Being a fixed sleeve design, the point has none of the disconcerting wobble of pocket-safe pencils such as the Graphgear 1000 or Rotring 800. Even the rubberised grip is pleasantly inoffensive, feeling more like a hexagonal pencil in the hand. It is all the more the pity that Pentel does not make 2 mm lead holders.
Of the five models in the range, the one I find myself using most is the PG1004, which as the name suggests takes 0.4 mm leads.
This is something I have come back to after many years wavering between 0.3 mm for drawing and 0.5 mm for writing. 0.4 mm was something the cool kids at architecture school would use, preferably with F grade lead. The refills were not something you could just buy at the local graphics shop either – 0.4 mm had to be ordered in specially. Moreover, the shop would probably insist that you bought the whole retail pack of twelve boxes of twelve tubes containing twelve leads each. That’s 1728 leads. Students would club together to buy a pack, which would then be distributed among them like some kind of illicit contraband.
At the time, I imagined that the cachet of 0.4 mm was purely down to its obscurity, all the more so in F. After all, the usual lead thicknesses of 0.3, 0.5 and 0.7 mm corresponded nicely with the respective ISO technical pen widths of 0.35, 0.5 and 0.7 mm (this also explains Rotring’s ambiguous 0.3/0.35 labelling of their 0.3 mm pencils – see day 12, item 12). It seemed that 0.4 existed purely to plug a gap that didn’t need filling.
It was only more recently that I began to acquire the odd 0.4 mm pencil and decided to give them a try. Refills are still relatively difficult to find, but the internet at least is willing to sell you one tube at a time, albeit at inflated prices.
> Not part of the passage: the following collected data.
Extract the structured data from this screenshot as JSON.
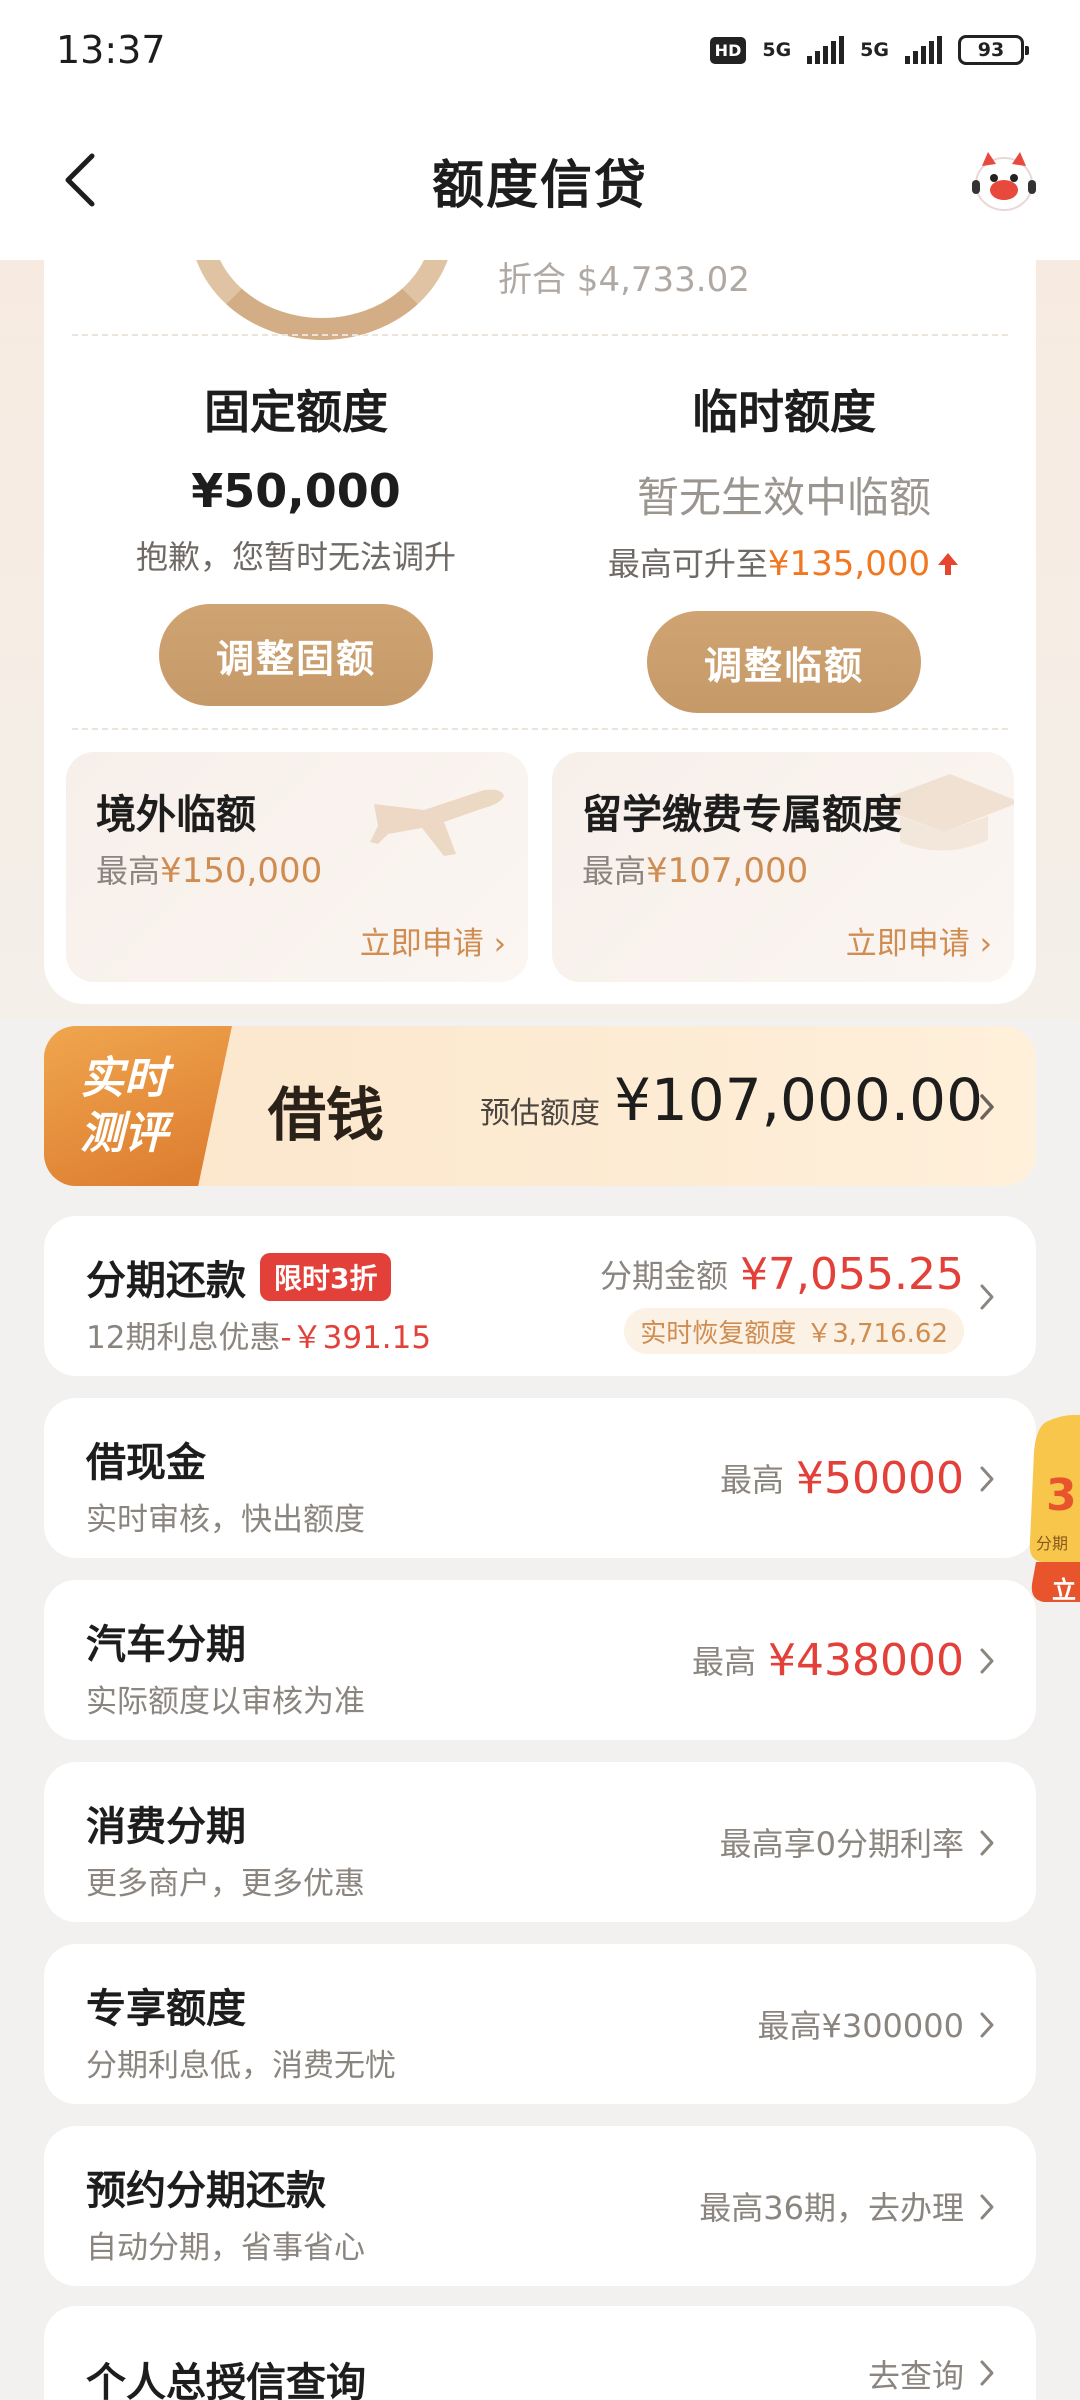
{
  "status": {
    "time": "13:37",
    "network1": "5G",
    "network2": "5G",
    "hd": "HD",
    "battery": "93"
  },
  "nav": {
    "title": "额度信贷"
  },
  "summary": {
    "converted": "折合 $4,733.02"
  },
  "fixed_limit": {
    "title": "固定额度",
    "amount": "¥50,000",
    "note": "抱歉，您暂时无法调升",
    "button": "调整固额"
  },
  "temp_limit": {
    "title": "临时额度",
    "status": "暂无生效中临额",
    "note_prefix": "最高可升至",
    "note_amount": "¥135,000",
    "button": "调整临额"
  },
  "promos": [
    {
      "title": "境外临额",
      "prefix": "最高",
      "amount": "¥150,000",
      "link": "立即申请"
    },
    {
      "title": "留学缴费专属额度",
      "prefix": "最高",
      "amount": "¥107,000",
      "link": "立即申请"
    }
  ],
  "borrow": {
    "tag_line1": "实时",
    "tag_line2": "测评",
    "title": "借钱",
    "est_label": "预估额度",
    "est_amount": "¥107,000.00"
  },
  "installment": {
    "title": "分期还款",
    "tag": "限时3折",
    "sub_prefix": "12期利息优惠",
    "sub_amount": "-￥391.15",
    "amount_label": "分期金额",
    "amount": "¥7,055.25",
    "recover_label": "实时恢复额度",
    "recover_amount": "￥3,716.62"
  },
  "list": [
    {
      "title": "借现金",
      "sub": "实时审核，快出额度",
      "right_label": "最高",
      "right_value": "¥50000"
    },
    {
      "title": "汽车分期",
      "sub": "实际额度以审核为准",
      "right_label": "最高",
      "right_value": "¥438000"
    },
    {
      "title": "消费分期",
      "sub": "更多商户，更多优惠",
      "right_label": "最高享0分期利率",
      "right_value": ""
    },
    {
      "title": "专享额度",
      "sub": "分期利息低，消费无忧",
      "right_label": "最高¥300000",
      "right_value": ""
    },
    {
      "title": "预约分期还款",
      "sub": "自动分期，省事省心",
      "right_label": "最高36期，去办理",
      "right_value": ""
    },
    {
      "title": "个人总授信查询",
      "sub": "",
      "right_label": "去查询",
      "right_value": ""
    }
  ],
  "float_badge": {
    "big": "3",
    "small": "分期",
    "cta": "立"
  },
  "colors": {
    "gold": "#c59968",
    "accent_orange": "#f27722",
    "red": "#e3403a"
  }
}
To my surprise, 0.4 mm seems to offer the best of both worlds. Not too thin, so it doesn’t continually break like 0.3 mm leads. Not too thick like 0.5 mm, so I don’t keep wanting to switch back to a 2 mm lead holder. Likewise, F grade lead is sharper than HB, but not as hard as H. The combination of the two could be considered the Goldilocks zone of fineliners.
To round off day fifteen, I had intended to research the history of 0.4 mm pencils and hopefully explain when and why they came into being. That was until I discovered that the always excellent Lexikaliker had already done just that. It appears that Pentel was responsible for the first 0.4 mm pencil, in the form of the rather elegant PG4, released in 1976 (I have a PG2, PG5 and PMG, but no PG4). Other makers soon followed suit, but 0.4 mm seems to have remained a largely Japan-centric phenomenon, possibly due to the European preference for ISO line weights as mentioned above.
So while the ultimate rationale behind this intermediate width remains unclear, Lexikaliker’s opinion chimes with my own – 0.4 mm is just right.